Club von Menschen mit Beeinträchtigungen und ihrer Freundys
– klingt komisch?


Hier mal wieder ein Beitrag aus der Web Worker Werkstatt. Diesmal geht es um das neuerdings so heiß diskutierte Gendern. Für unsere Homepage und unseren Clubnamen wirft das einige Fragen auf.
Ich glaube, zum allerersten Mal wurde mir die Problematik bewusst, als ich 2008 auf einer Webseite den Satz geschrieben habe: „Rollstuhlfahrer können den Eingang an der Dienerstraße benutzen“ und darauf hingewiesen wurde, dass es heißen muss: „Rollstuhlfahrer und Rollstuhlfahrerinnen …“ Am Ende wurde es: „Ein rollstuhlgerechter Eingang befindet sich in der Dienerstraße“, als ob es auf die Rollstühle ankäme und nicht auf die Menschen darin.

Das ist jetzt kein Problem mehr: Rollstuhlfahrer*innen, Rollstuhlfahrer_innen, Rollstuhlfahrer:innen sind neue Schreibweisen, die beide Geschlechter ansprechen, wobei das Geschlecht „divers“ noch nicht berücksichtigt ist.
Das Internet ist aber nicht dasselbe wie gedruckte Information; hier werden Texte für Blinde vorgelesen.
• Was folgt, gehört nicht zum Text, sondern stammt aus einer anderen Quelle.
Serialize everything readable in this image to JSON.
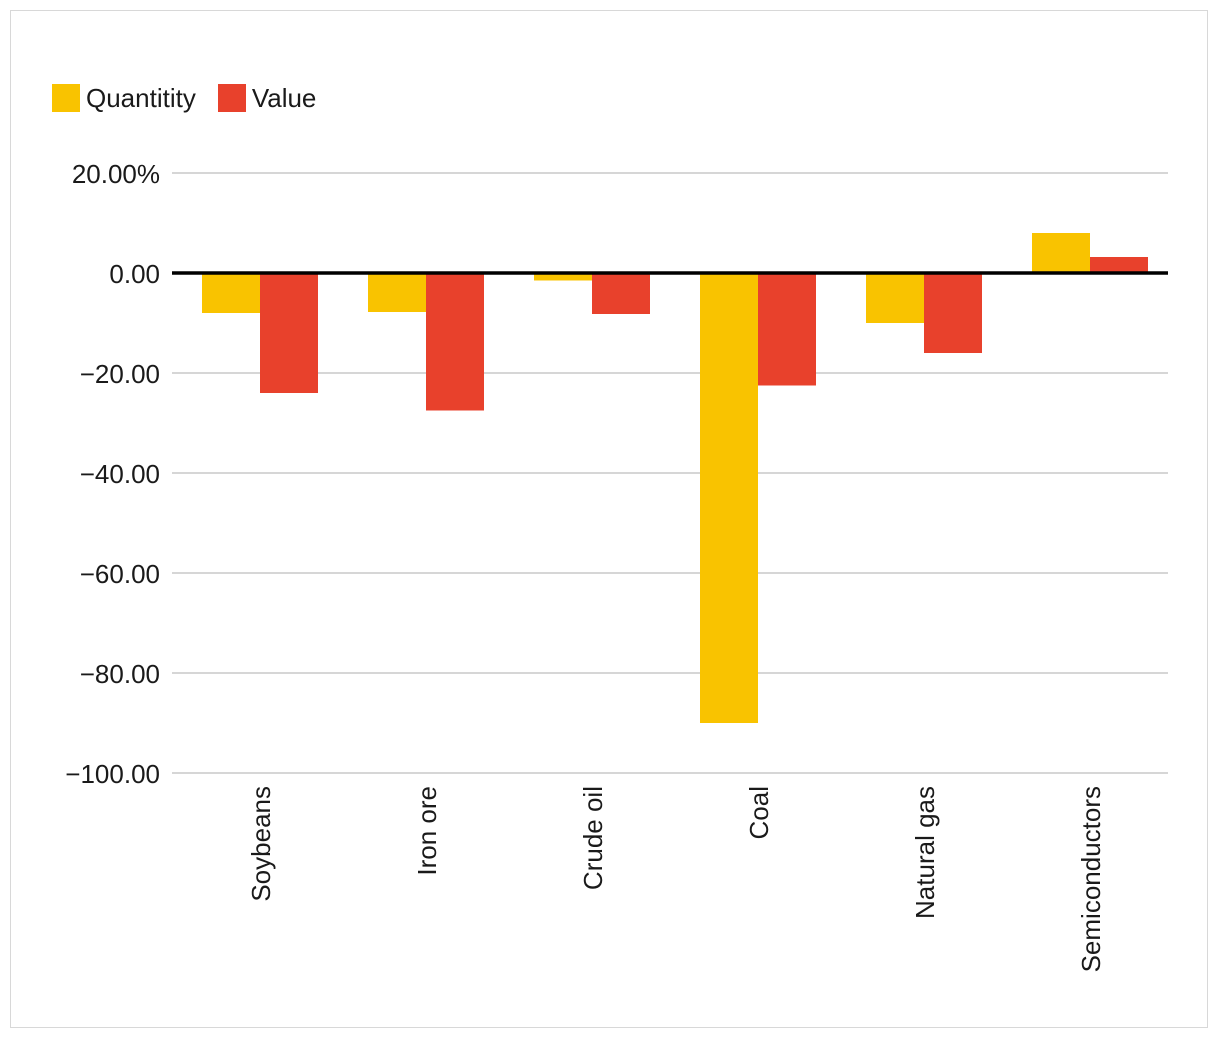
{
  "chart_data": {
    "type": "bar",
    "title": "",
    "xlabel": "",
    "ylabel": "",
    "categories": [
      "Soybeans",
      "Iron ore",
      "Crude oil",
      "Coal",
      "Natural gas",
      "Semiconductors"
    ],
    "series": [
      {
        "name": "Quantitity",
        "color": "#F9C300",
        "values": [
          -8,
          -7.8,
          -1.5,
          -90,
          -10,
          8
        ]
      },
      {
        "name": "Value",
        "color": "#E8412C",
        "values": [
          -24,
          -27.5,
          -8.2,
          -22.5,
          -16,
          3.2
        ]
      }
    ],
    "ylim": [
      -100,
      20
    ],
    "yticks": [
      20,
      0,
      -20,
      -40,
      -60,
      -80,
      -100
    ],
    "ytick_labels": [
      "20.00%",
      "0.00",
      "−20.00",
      "−40.00",
      "−60.00",
      "−80.00",
      "−100.00"
    ],
    "grid": true,
    "legend_position": "top-left",
    "zero_line_color": "#000000",
    "grid_color": "#c8c8c8"
  }
}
Screenreader lesen dann „Rollstuhlfahrer Stern innen, Rollstuhlfahrer Unterstrich innen“. Bei Doppelpunkt machen Screenreader eine längere Pause, denn Doppelpunkte weisen normalerweise darauf hin, dass eine wichtige Information folgt. Wer möchte das so vorgelesen bekommen?
Auf Webseiten, die barrierefrei sein wollen, ist die Verwendung von Gendersternchen also nicht akzeptabel. Wie sieht es mit der leichten Sprache aus? Auch da sind Gendersternchen nicht vertretbar. Besser ist es in allen Fällen, beide Formen auszuschreiben oder ein neutrales Wort zu verwenden.
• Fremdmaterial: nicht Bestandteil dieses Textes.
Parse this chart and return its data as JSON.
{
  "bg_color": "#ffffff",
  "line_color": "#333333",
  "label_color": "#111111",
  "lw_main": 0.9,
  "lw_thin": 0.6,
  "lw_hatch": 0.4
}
Beim CBF haben wir auch unsere ursprüngliche Bezeichnung Ärzte und Therapeuten im Visier – und schon wird es kompliziert. Ärzte und Ärztinnen und Therapeutinnen und Therapeuten? Will jemand bei jedem Aufruf der Seite den ganzen Sums vorgelesen bekommen? Wäre „medizinische und therapeutische Einrichtung“ besser? Ist das nicht wieder so entmenschlicht?
Müssen wir auch den Namen des CBF ändern? Das Wort „Behinderte“ wird eigentlich nicht mehr verwendet. Korrekt wäre nun also: Club von Menschen mit Beeinträchtigungen und ihrer Freunde und Freundinnen. Aber halt! Was ist mit divers?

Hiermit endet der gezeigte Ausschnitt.